First, order econ_df by column overall_e_impact (the sum of property and crop damages).
edf_ordered_by_overall_e_impact <- order( econ_df$overall_e_impact,
decreasing=TRUE )
We only plot the top 10 event types as a bar plot.
top_e_num_events <- 10
top_e_impact <- edf_ordered_by_overall_e_impact[1:top_e_num_events]
xlabel_e <- paste0( "Top ", top_e_num_events, " Severe Weather Event Types" )
ylimit_e <- c( 0, max( econ_df$overall_e_impact[ top_e_impact ] / 1000000000 ) )

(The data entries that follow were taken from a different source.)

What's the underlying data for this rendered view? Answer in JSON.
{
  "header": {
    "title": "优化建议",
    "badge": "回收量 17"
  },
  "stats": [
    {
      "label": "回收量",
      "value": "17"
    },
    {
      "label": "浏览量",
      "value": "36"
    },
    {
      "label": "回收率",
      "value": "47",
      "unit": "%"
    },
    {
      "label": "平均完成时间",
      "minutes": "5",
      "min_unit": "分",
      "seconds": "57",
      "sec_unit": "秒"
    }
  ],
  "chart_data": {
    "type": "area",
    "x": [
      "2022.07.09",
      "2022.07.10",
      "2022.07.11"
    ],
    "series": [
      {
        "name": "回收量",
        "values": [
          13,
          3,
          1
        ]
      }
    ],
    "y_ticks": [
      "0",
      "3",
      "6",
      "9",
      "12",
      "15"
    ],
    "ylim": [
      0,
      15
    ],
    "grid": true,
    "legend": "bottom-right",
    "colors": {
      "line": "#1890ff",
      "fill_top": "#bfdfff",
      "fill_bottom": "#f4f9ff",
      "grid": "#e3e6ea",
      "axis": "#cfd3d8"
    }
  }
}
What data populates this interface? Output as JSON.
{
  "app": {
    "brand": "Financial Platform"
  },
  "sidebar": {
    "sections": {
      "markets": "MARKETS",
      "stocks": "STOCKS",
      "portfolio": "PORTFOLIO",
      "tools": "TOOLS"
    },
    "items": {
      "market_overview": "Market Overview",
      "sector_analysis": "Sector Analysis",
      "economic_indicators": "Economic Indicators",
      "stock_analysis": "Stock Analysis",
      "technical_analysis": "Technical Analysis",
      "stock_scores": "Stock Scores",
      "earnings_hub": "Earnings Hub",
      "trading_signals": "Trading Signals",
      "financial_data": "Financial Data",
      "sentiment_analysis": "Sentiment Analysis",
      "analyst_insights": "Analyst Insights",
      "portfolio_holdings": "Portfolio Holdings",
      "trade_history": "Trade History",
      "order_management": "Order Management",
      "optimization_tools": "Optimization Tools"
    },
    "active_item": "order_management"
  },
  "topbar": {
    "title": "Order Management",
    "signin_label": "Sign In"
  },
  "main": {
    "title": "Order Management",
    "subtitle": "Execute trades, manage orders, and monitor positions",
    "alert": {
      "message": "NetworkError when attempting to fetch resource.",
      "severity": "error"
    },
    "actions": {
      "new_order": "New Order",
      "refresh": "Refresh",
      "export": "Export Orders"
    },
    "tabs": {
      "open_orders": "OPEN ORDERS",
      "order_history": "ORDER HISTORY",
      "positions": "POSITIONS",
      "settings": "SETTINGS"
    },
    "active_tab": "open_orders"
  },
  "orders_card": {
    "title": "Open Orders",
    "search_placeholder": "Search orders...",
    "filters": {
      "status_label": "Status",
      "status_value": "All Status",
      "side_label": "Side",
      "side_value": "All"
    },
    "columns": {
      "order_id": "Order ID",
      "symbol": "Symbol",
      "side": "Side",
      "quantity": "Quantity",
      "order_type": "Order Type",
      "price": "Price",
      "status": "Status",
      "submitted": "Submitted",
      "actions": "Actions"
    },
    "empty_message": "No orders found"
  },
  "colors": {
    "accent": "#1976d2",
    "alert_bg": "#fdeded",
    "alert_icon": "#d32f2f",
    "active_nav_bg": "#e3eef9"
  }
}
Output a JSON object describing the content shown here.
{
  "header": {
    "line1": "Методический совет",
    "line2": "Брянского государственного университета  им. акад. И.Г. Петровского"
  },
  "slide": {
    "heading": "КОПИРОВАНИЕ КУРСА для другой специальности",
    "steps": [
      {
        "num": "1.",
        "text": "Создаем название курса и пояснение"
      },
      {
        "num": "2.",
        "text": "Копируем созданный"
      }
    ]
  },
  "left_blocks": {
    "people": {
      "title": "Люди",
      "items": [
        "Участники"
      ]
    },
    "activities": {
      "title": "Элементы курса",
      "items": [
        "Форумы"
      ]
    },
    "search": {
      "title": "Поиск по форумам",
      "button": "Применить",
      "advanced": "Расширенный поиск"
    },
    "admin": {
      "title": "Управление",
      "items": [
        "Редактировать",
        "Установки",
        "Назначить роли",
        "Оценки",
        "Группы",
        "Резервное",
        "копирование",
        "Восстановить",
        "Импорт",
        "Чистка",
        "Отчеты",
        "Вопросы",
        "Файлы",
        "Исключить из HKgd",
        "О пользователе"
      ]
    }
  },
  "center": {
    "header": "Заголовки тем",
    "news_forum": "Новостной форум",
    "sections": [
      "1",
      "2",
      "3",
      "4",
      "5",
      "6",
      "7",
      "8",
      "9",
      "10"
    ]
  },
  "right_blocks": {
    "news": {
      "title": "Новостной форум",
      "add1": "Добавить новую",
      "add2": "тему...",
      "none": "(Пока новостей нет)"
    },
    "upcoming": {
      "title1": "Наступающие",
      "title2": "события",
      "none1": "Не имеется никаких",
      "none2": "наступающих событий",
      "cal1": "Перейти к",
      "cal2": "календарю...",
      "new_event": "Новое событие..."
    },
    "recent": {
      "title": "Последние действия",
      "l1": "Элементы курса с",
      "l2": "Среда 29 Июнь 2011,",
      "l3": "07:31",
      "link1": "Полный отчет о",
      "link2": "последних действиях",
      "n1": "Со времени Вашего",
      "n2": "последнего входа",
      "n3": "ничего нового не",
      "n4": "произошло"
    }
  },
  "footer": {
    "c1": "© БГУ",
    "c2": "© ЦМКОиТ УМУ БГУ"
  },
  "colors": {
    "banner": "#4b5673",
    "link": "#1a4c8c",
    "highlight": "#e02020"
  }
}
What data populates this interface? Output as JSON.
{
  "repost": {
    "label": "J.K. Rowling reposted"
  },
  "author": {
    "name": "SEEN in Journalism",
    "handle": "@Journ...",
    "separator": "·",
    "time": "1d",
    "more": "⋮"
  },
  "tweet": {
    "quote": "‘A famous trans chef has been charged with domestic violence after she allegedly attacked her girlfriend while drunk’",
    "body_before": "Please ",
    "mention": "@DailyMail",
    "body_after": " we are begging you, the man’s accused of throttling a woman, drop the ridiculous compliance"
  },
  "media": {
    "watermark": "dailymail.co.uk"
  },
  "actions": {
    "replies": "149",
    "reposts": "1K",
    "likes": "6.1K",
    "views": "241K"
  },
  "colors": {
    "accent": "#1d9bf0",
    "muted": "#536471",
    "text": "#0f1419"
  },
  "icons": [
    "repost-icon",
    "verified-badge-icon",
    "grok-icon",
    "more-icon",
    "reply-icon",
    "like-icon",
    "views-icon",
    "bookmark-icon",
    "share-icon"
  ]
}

barplot( height = econ_df$overall_e_impact[ top_e_impact ] / 1000000000,
names.arg = econ_df$pEVTYPE[ top_e_impact ],
main = paste0("Economic Impact of Property & Crop Damage ",
"Due to Severe Weather Events (1950-2011)"),
xlab = xlabel_e,
cex.names = .6,
ylab = "Total of Property & Crop Damage (billions of dollars)",
ylim = ylimit_e,
col = "brown"
)
We see in the plot of Economic Impact immediately above that the answer to Question 2 is that Floods are the most costly event type with respect to property and crop dollar damage. The next three lesser impactful event types, Hurricane/Typhoons, Tornados, and Storm Surge, are together only 15% more damaging than Floods alone.